In any case, continuous sentinel surveillance should be seen as vital for informing updates to national management guidelines, while the future integration of combined molecular-based assays detecting M. genitalium and resistance genes will greatly facilitate individualized therapy. This diagnostic approach, along with sequential therapy, can be observed as essential to impede the inevitable progression to multidrug-resistant, untreatable M. genitalium. Further research is warranted to comprehend and quantify the relationship between the presence of resistance mutations and treatment failure.

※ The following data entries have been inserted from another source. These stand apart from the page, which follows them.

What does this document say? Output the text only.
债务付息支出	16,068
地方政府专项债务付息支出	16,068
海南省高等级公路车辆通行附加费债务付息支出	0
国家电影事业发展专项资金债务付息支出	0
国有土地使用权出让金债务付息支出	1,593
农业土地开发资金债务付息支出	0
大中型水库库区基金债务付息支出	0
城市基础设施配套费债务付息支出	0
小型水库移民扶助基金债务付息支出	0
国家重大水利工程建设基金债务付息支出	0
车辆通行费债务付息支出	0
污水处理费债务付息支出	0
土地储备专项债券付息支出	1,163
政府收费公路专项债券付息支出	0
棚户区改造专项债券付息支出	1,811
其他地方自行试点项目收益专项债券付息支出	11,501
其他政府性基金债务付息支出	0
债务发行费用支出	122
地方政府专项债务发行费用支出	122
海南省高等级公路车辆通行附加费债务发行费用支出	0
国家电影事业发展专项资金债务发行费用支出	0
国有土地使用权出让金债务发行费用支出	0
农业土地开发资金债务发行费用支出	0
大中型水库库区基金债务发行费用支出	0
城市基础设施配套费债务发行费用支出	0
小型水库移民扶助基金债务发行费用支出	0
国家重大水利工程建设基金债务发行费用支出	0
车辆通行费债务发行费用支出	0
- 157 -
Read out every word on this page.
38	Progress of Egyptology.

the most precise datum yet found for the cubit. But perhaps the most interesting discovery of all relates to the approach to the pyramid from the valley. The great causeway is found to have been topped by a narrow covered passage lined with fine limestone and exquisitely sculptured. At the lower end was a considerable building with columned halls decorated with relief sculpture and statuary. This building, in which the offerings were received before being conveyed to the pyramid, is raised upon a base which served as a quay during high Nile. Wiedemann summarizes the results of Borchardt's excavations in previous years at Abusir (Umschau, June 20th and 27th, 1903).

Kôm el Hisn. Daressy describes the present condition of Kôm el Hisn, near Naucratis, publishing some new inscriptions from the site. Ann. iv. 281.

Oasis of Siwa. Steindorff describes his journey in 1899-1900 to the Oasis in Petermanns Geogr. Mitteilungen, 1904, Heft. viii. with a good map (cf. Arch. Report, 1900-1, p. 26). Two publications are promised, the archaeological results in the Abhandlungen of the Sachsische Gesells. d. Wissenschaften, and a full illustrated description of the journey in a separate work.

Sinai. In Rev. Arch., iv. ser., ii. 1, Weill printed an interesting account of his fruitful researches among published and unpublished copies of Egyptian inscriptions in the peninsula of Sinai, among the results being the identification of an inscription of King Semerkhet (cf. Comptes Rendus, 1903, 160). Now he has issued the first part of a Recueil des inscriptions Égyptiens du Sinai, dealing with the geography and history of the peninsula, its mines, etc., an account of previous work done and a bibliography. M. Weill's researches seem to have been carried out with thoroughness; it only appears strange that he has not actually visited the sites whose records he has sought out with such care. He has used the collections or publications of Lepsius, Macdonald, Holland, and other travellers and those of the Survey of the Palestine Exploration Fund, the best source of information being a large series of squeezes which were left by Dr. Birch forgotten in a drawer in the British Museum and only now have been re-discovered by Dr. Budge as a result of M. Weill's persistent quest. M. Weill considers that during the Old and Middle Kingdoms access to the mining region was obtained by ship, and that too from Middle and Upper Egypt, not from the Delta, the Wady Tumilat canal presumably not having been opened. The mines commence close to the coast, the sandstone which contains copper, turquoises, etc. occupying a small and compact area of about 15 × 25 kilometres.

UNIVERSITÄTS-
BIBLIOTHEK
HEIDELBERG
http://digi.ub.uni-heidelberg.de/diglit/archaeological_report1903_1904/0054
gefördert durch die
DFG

This study was subject to certain limitations. We primarily relied on urine samples collected from male individuals in one specific region of the Republic of Croatia, limiting the generalizability of the findings to broader populations or other demographic groups. There is also a possibility of a selection bias, as tested individuals may have sought medical attention for specific symptoms. Notably, there is a lack of clinical and epidemiological data, as well as information regarding patients’ sexual practices, which could provide valuable insights for understanding the context and factors influencing antimicrobial resistance. The patients who underwent re-testing might have been infected with either the same or a different strain of M. genitalium on each occasion, which we could not differentiate. Methodological constraints confined our assessment of fluoroquinolone mutations solely to the parC gene, overlooking potential mutations in the gyrA gene. While mutations in the gyrA gene are less commonly reported and typically occur in conjunction with mutations in the parC gene, it is essential to recognize that the occurrence of non-synonymous mutations in both genes in M. genitalium can exacerbate fluoroquinolone resistance, as discussed previously. Hence, there is a critical need to monitor mutations in both the gyrA and parC genes. The treatment details were unavailable for any of the patients, particularly those with repeated samples, and there was a lack of follow-up information regarding the potential effectiveness of treatment. Most of these limitations stem from the retrospective nature of the study.

5. Conclusions

Our data indicate a high prevalence of mutations associated with macrolide and fluoroquinolone resistance that has already surpassed the WHO’s 5% threshold for changing empirical antimicrobial therapy for gonorrhoea, with 18.2% of strains exhibiting co-resistance to both antimicrobial groups. While fluoroquinolone resistance significantly increased over time, no significant change was noted for azithromycin resistance, and the re-testing of patients revealed dynamic changes in resistance profiles over time. This reveals the necessity to move away from the widespread use of single-dose azithromycin in treating STI syndromes, while the adoption of new antimicrobial classes (and possibly combination therapy) will be essential to enhance treatment efficacy. Meanwhile, we believe substantial progress can be made in reducing the spread of resistant M. genitalium by pursuing similar research endeavours, curtailing the use of macrolides, employing resistance-guided treatment strategies, and establishing national and international surveillance programmes for M. genitalium and antimicrobial resistance.